If a nonprofit is applying for reinstatement more than fifteen months following the date of revocation of its tax-exempt status, it must comply with all the requirements above and must include a statement establishing it had reasonable cause for each of the years in which the nonprofit did not file its annual return. If approved, reinstatement of tax exemption under this process will be retroactive to the date of revocation.

If none of the above processes for reinstatement are available, the nonprofit must apply for tax exemption by filing Form 1023 with the IRS and paying the associated fee as if it were applying for tax exemption for the first time, the only difference being that, if approved, reinstatement of tax exemption will be effective as of the postmark date of the application.


Often a nonprofit misses its filing deadlines because the individual responsible for such filings or the individual listed as the contact person for the IRS and the Secretary of State no longer works for the nonprofit. To ensure compliance, review the IRS and Secretary of State websites and update your registered agent or designated contact person, and have internal succession policies ready to pass filing responsibilities to future responsible persons within your nonprofit.  

If your nonprofit is delinquent in its filings, reinstate your nonprofit’s corporate and/or tax-exempt status sooner rather than later. Immediate action will reduce the penalties owed and the administrative burden associated with regaining tax-exempt status.  

Regaining tax-exempt status after three years of failing to file annual returns is a burdensome process that can be avoided by responsible record keeping. However, the IRS has clear methods available to nonprofits for abating late penalties and regaining tax-exempt status.  

This article concerns the filing requirements of 501(c)(3) nonprofits.
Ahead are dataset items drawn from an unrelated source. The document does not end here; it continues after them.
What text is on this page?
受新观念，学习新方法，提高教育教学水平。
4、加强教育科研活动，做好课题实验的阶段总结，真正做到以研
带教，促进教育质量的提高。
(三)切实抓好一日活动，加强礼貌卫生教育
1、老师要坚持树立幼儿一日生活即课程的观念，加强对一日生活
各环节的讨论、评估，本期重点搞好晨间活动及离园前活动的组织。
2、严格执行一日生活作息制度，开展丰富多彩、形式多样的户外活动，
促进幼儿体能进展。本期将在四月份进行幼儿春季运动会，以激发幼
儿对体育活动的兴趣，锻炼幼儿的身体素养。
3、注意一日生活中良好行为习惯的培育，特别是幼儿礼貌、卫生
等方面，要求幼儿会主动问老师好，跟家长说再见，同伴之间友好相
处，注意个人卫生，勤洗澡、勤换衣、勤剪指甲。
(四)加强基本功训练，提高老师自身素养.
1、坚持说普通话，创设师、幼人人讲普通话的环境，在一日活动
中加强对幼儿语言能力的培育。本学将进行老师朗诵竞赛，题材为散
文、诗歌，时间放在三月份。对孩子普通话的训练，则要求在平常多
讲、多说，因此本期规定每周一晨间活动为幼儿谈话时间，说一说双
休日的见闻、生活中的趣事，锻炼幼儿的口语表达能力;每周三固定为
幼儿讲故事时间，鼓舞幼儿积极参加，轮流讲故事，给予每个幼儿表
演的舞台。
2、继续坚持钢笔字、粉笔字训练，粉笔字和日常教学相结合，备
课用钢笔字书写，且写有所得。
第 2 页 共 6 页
If your nonprofit is tax exempt under a different subsection, or has other specific considerations, the requirements may vary. For example, churches and church auxiliaries are exempt from filing Form 990 or any of its variations, and private foundations may file Form 990-PF instead of the above-reviewed forms. Please consult the IRS website and/or an attorney for more information.


1 Note that, if a religious organization believes it may qualify as an integrated auxiliary, the organization cannot make that determination itself. It must either 1) initially apply for this status on Form 1023 or 2) later file the request to be considered an integrated auxiliary on Form 8940.